Снимок жены и сына Василия Ивановича по композиции не отличался от моего. Мать тоже сидела с ребенком на руках, и глаза ее смотрели с затаенной грустью.
Снова установилась летная погода, и в воздухе разгорелись такие бои, что порой от бушующего огня и множества самолетов меркло солнце. С утра на патрулирование обычно вылетали по графику, но уже часа через два-три график нарушался, и поднимались навстречу врагу, как правило, по готовности машин к полету. Уставали.
Сейчас только что возвратились на землю. Около наших истребителей хлопочут техники, оружейники, готовя их к новому вылету. Солнце припекает, словно летом. Безветрие. После тесных кабин мышцы просят разминки. Коля Тимонов подхватил Надю Скребкову, принесшую ему парашют после переукладки, крутится с ней, напевая:
Цветок душистых прерий.
Твой взгляд нежней свирели…
— Товарищ Тимоха, вы мешаете мне работать, — смеется девушка. — Разве можно в служебное время заниматься пустяками?
— Разве тур вальса пустяк? — с деланной обидой говорит Тимонов и тотчас обращается к нам: — Знаете что, братцы, пойдемте-ка на озеро ловить рыбу. Теплынь! Можно искупаться.
— Идея! — подхватил Кустов. — Но чем ловить? Орудий производства — никаких.

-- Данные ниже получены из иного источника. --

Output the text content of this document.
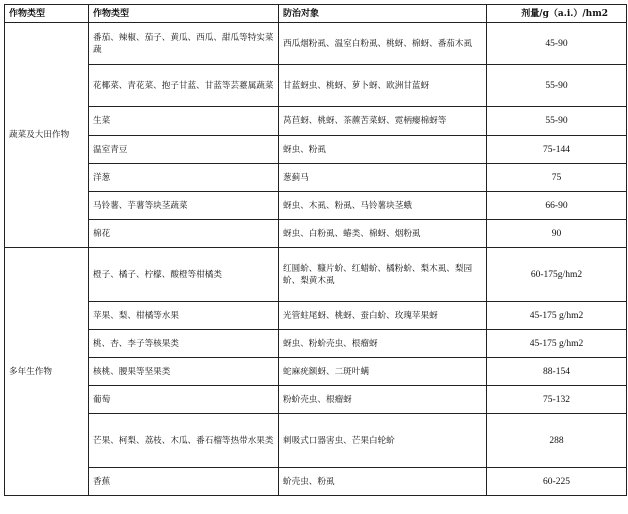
作物类型	作物类型	防治对象	剂量/g（a.i.）/hm2
蔬菜及大田作物	番茄、辣椒、茄子、黄瓜、西瓜、甜瓜等特实菜蔬	西瓜烟粉虱、温室白粉虱、桃蚜、棉蚜、番茄木虱	45-90
	花椰菜、青花菜、抱子甘蓝、甘蓝等芸薹属蔬菜	甘蓝蚜虫、桃蚜、萝卜蚜、欧洲甘蓝蚜	55-90
	生菜	莴苣蚜、桃蚜、茶藨苦菜蚜、霓柄瘿棉蚜等	55-90
	温室青豆	蚜虫、粉虱	75-144
	洋葱	葱蓟马	75
	马铃薯、芋薯等块茎蔬菜	蚜虫、木虱、粉虱、马铃薯块茎蛾	66-90
	棉花	蚜虫、白粉虱、蝽类、棉蚜、烟粉虱	90
多年生作物	橙子、橘子、柠檬、酸橙等柑橘类	红圆蚧、糠片蚧、红蜡蚧、橘粉蚧、梨木虱、梨园蚧、梨黄木虱	60-175g/hm2
	苹果、梨、柑橘等水果	光管蛀尾蚜、桃蚜、蚕白蚧、玫瑰苹果蚜	45-175 g/hm2
	桃、杏、李子等核果类	蚜虫、粉蚧壳虫、根瘤蚜	45-175 g/hm2
	核桃、腰果等坚果类	蛇麻疣额蚜、二斑叶螨	88-154
	葡萄	粉蚧壳虫、根瘤蚜	75-132
	芒果、柯梨、荔枝、木瓜、番石榴等热带水果类	刺吸式口器害虫、芒果白轮蚧	288
	香蕉	蚧壳虫、粉虱	60-225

— Пошли! — приглашаю я, вспомнив, как однажды в детстве мы с двоюродным братом Григорием без всяких рыболовных приспособлений наловили целое ведро щук.
Вся наша деревня тогда выехала на сенокос под Балахну на Волге. При весеннем половодье эти луга заливало, а когда паводок сходил, в небольших ямах и болотцах оставалась вода. Мы стали купаться в одной из таких ям. Через несколько минут замутили воду, и, к нашему удивлению, она зарябила от движения каких-то существ. Мы сначала испугались и выскочили на берег. Потом разобрались. Это была рыба — небольшие щучки. Они задыхались в пожелтевшей от глины и песка воде…
Решив испробовать этот способ, мы шумно месили илистое дно в маленьком заливчике озера, прилегавшего к аэродрому. Тепло, легкое, едва ощутимое, какое-бывает на Украине в октябре, ласково согревало наши бледные тела. С начала Курской битвы нам не приходилось испытывать такого удовольствия. Брызги, шутки, смех! Мы даже не заметили, как подъехал к нам Герасимов с командиром полка.
— Так вот вы чем развлекаетесь! Вместо того чтобы подробно разобрать свои ошибки в бою, беситесь, как черти.